He turned, grinning, to shout to his friend Aker, just in time to see an arrow pierce Aker's neck from side to side. For an instant the big soldier's hands held their grip on the ladder, and Grant stared into the glazed, sightless eyes. Then Aker was gone over the side of the ladder, gone forever, and there was another man there climbing up from below.
Something hot snapped in Grant's head. Without any dizzying transition he was the berserker, cold with hate, and life became a simple matter of efficiently murdering the maximum number of the enemies of Aker Amen. He climbed.
Men were dying ahead of him, and then he was the first man on the ladder. The top of the wall was ahead, and an archer was peering down at him over a half-drawn bow. Grant drove his spear up into the man's eyesocket and pulled it back with a cold precision as the point crushed through flesh and bone. The man fell past him like a harpooned fish. Before another could fill the dead man's gap, Grant had a hand on the rough stone and pulled himself over the edge. A helmed knight swung a war axe down at his head and Grant barely rolled aside in time. The axe clanked a chip out of the granite crenellation. Before the knight could shift the axe, Grant had clutched him by the leg and thrown him over the edge of the parapet. The man's vanishing shout was followed by a satisfying clang from the foot of the wall.
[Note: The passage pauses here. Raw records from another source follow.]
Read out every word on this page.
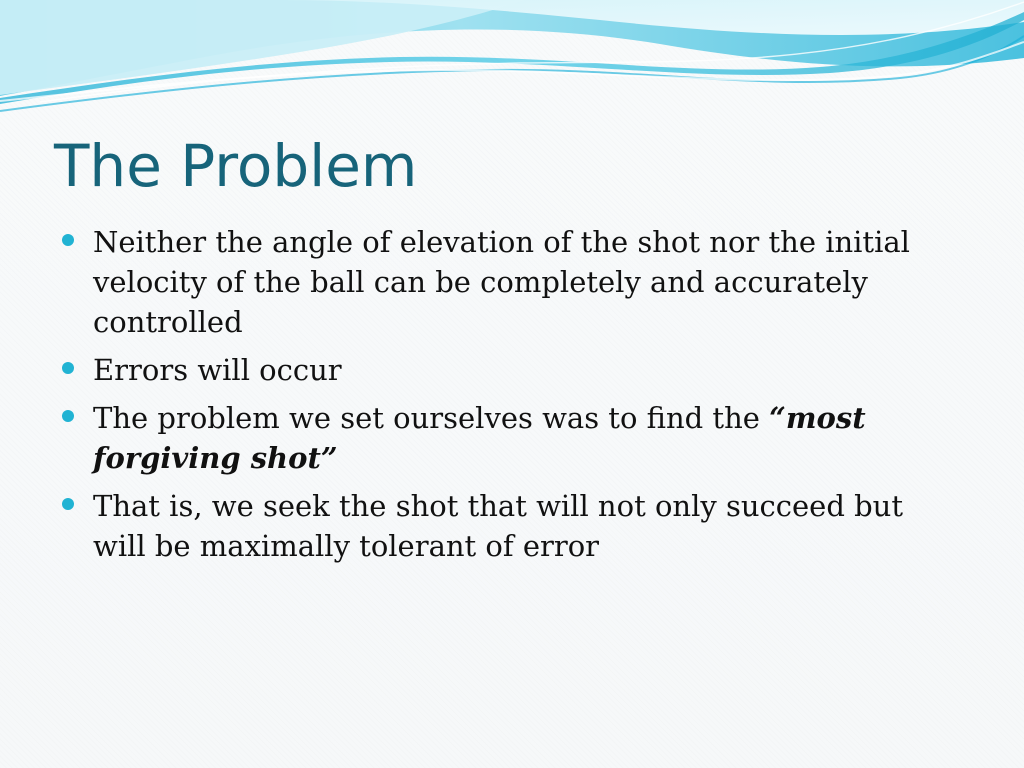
The Problem
Neither the angle of elevation of the shot nor the initial velocity of the ball can be completely and accurately controlled
Errors will occur
The problem we set ourselves was to find the “most forgiving shot”
That is, we seek the shot that will not only succeed but will be maximally tolerant of error
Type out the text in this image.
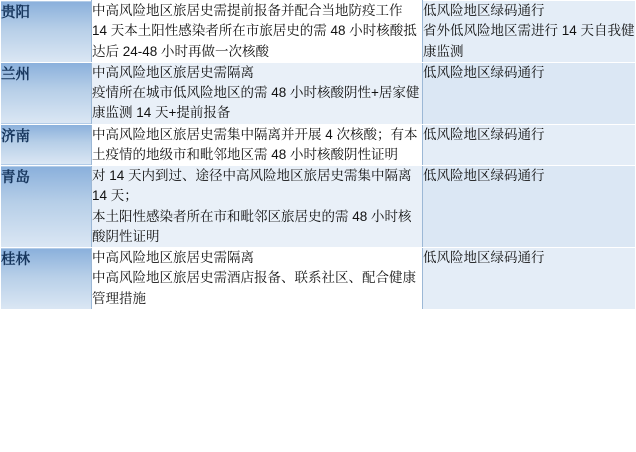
贵阳	中高风险地区旅居史需提前报备并配合当地防疫工作
14 天本土阳性感染者所在市旅居史的需 48 小时核酸抵达后 24-48 小时再做一次核酸	低风险地区绿码通行
省外低风险地区需进行 14 天自我健康监测

兰州	中高风险地区旅居史需隔离
疫情所在城市低风险地区的需 48 小时核酸阴性+居家健康监测 14 天+提前报备	低风险地区绿码通行

济南	中高风险地区旅居史需集中隔离并开展 4 次核酸；有本土疫情的地级市和毗邻地区需 48 小时核酸阴性证明	低风险地区绿码通行

青岛	对 14 天内到过、途径中高风险地区旅居史需集中隔离 14 天；
本土阳性感染者所在市和毗邻区旅居史的需 48 小时核酸阴性证明	低风险地区绿码通行

桂林	中高风险地区旅居史需隔离
中高风险地区旅居史需酒店报备、联系社区、配合健康管理措施	低风险地区绿码通行
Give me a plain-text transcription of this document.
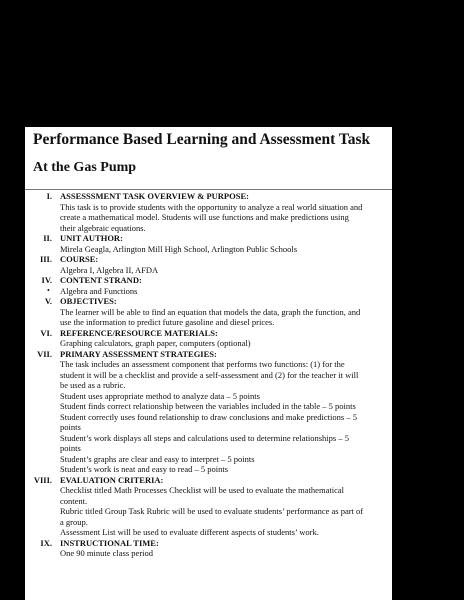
Performance Based Learning and Assessment Task
At the Gas Pump
I. ASSESSSMENT TASK OVERVIEW & PURPOSE:
This task is to provide students with the opportunity to analyze a real world situation and
create a mathematical model. Students will use functions and make predictions using
their algebraic equations.
II. UNIT AUTHOR:
Mirela Geagla, Arlington Mill High School, Arlington Public Schools
III. COURSE:
Algebra I, Algebra II, AFDA
IV. CONTENT STRAND:
• Algebra and Functions
V. OBJECTIVES:
The learner will be able to find an equation that models the data, graph the function, and
use the information to predict future gasoline and diesel prices.
VI. REFERENCE/RESOURCE MATERIALS:
Graphing calculators, graph paper, computers (optional)
VII. PRIMARY ASSESSMENT STRATEGIES:
The task includes an assessment component that performs two functions: (1) for the
student it will be a checklist and provide a self-assessment and (2) for the teacher it will
be used as a rubric.
Student uses appropriate method to analyze data – 5 points
Student finds correct relationship between the variables included in the table – 5 points
Student correctly uses found relationship to draw conclusions and make predictions – 5
points
Student’s work displays all steps and calculations used to determine relationships – 5
points
Student’s graphs are clear and easy to interpret – 5 points
Student’s work is neat and easy to read – 5 points
VIII. EVALUATION CRITERIA:
Checklist titled Math Processes Checklist will be used to evaluate the mathematical
content.
Rubric titled Group Task Rubric will be used to evaluate students’ performance as part of
a group.
Assessment List will be used to evaluate different aspects of students’ work.
IX. INSTRUCTIONAL TIME:
One 90 minute class period
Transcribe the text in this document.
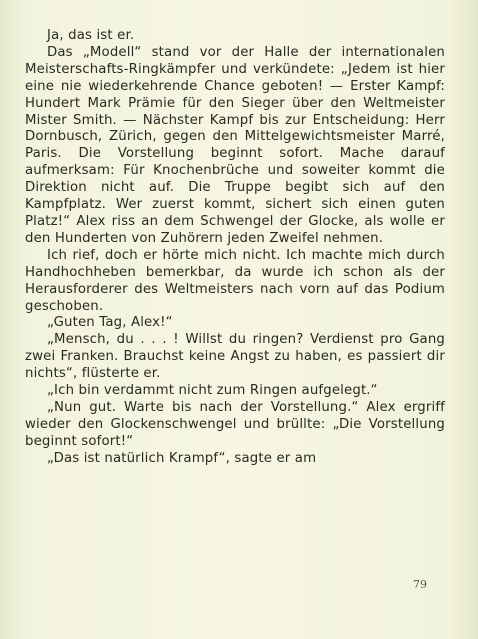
Ja, das ist er.

Das „Modell“ stand vor der Halle der internationalen Meisterschafts-Ringkämpfer und verkündete: „Jedem ist hier eine nie wiederkehrende Chance geboten! — Erster Kampf: Hundert Mark Prämie für den Sieger über den Weltmeister Mister Smith. — Nächster Kampf bis zur Entscheidung: Herr Dornbusch, Zürich, gegen den Mittelgewichtsmeister Marré, Paris. Die Vorstellung beginnt sofort. Mache darauf aufmerksam: Für Knochenbrüche und soweiter kommt die Direktion nicht auf. Die Truppe begibt sich auf den Kampfplatz. Wer zuerst kommt, sichert sich einen guten Platz!“ Alex riss an dem Schwengel der Glocke, als wolle er den Hunderten von Zuhörern jeden Zweifel nehmen.

Ich rief, doch er hörte mich nicht. Ich machte mich durch Handhochheben bemerkbar, da wurde ich schon als der Herausforderer des Weltmeisters nach vorn auf das Podium geschoben.

„Guten Tag, Alex!“

„Mensch, du . . . ! Willst du ringen? Verdienst pro Gang zwei Franken. Brauchst keine Angst zu haben, es passiert dir nichts“, flüsterte er.

„Ich bin verdammt nicht zum Ringen aufgelegt.“

„Nun gut. Warte bis nach der Vorstellung.“ Alex ergriff wieder den Glockenschwengel und brüllte: „Die Vorstellung beginnt sofort!“

„Das ist natürlich Krampf“, sagte er am

79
In the instant before anyone else stepped forward, Grant managed to stand up and swing his spear in front of him. The point caught one of the Tyrant's men in the throat and he died with a hoarse gurgle. Though he was already dead the force of his rush sent him into Grant's arms. In the instant that Grant supported the corpse, three arrows thunked into its back.
The cold berserker rage controlled Grant's every move. He didn't drop the body — it made too good a shield for arrows. Instead he pried the broadsword from the convulsive death clutch of the man's fingers. Then he had time for his first look at the rest of the battle for the wall.
It wasn't going so well for the Good Duke. The few soldiers who had reached the wall were being rapidly killed, while cauldrons of hot oil were clearing the ladders below. On Grant's left there was a mixed tangle of battling men. On his right all of the ladders had been pushed away and at least a dozen of the Tyrant's men were rushing at him.
All of this took less than an instant to see, and in the same instant his berserker's mind made its decision. With a wordless cry he hurled the arrow-studded corpse at the group of attackers and leaped after it.
The very suddenness of the attack saved his life. Yet it was impossible to be in that melee of knives and swords without being cut. Blood ran from a score of wounds that he didn't feel. The Tyrant's men suffered far greater losses. Grant's whirling sword hacked through flesh and armour. When the soldiers came close enough his dagger ripped at their entrails.
Some of the nearest men quailed back before his fury, tangling the men behind. This only made their deaths more certain. Grant clutched the blood-wet pommel of his sword and chopped away at them. A few fell inside the wall; one managed to turn and run away. The rest were dead or dying at Grant's feet.
For that instant the section of the wall was cleared. Grant held the sword up, ready for the next attack. It never came. Slowly the red mist faded from before his eyes and he became aware of the aching soreness of his body. It was with a degree of surprise that he noted the blood soaking into his tunic and the gaping red mouth of a long slice across his right thigh. A clean cut, inches deep, slowly oozing blood from both ends.
Then he glanced up from the wound and saw that he was standing just above the mechanism that operated the drawbridge. Automatically his architect's eye took in the details of the crude windlass and pulleys.
The ramp of the drawbridge wasn't vertical, which meant it dropped of its own weight. Two giant supporting chains were attached to the outer end, they wrapped around an immense rotating log. This was in turn connected by a series of pulleys to the windlass. The pulleys added
It was absurdly simple. A piece of rope, no thicker than Grant's middle finger, was all that held up the drawbridge. Cut that and the bridge would drop.
While his civilized mind was still pondering it, his newfound reflexes sent him off the wall. It was just as well he had jumped because an arrow went through the spot where he had stood an instant before. His wounded leg collapsed when he hit the platform below and he ground his teeth together with the pain. But all he had to do was stand up and stagger a few feet. A single stroke of his sword severed the pawl-rope.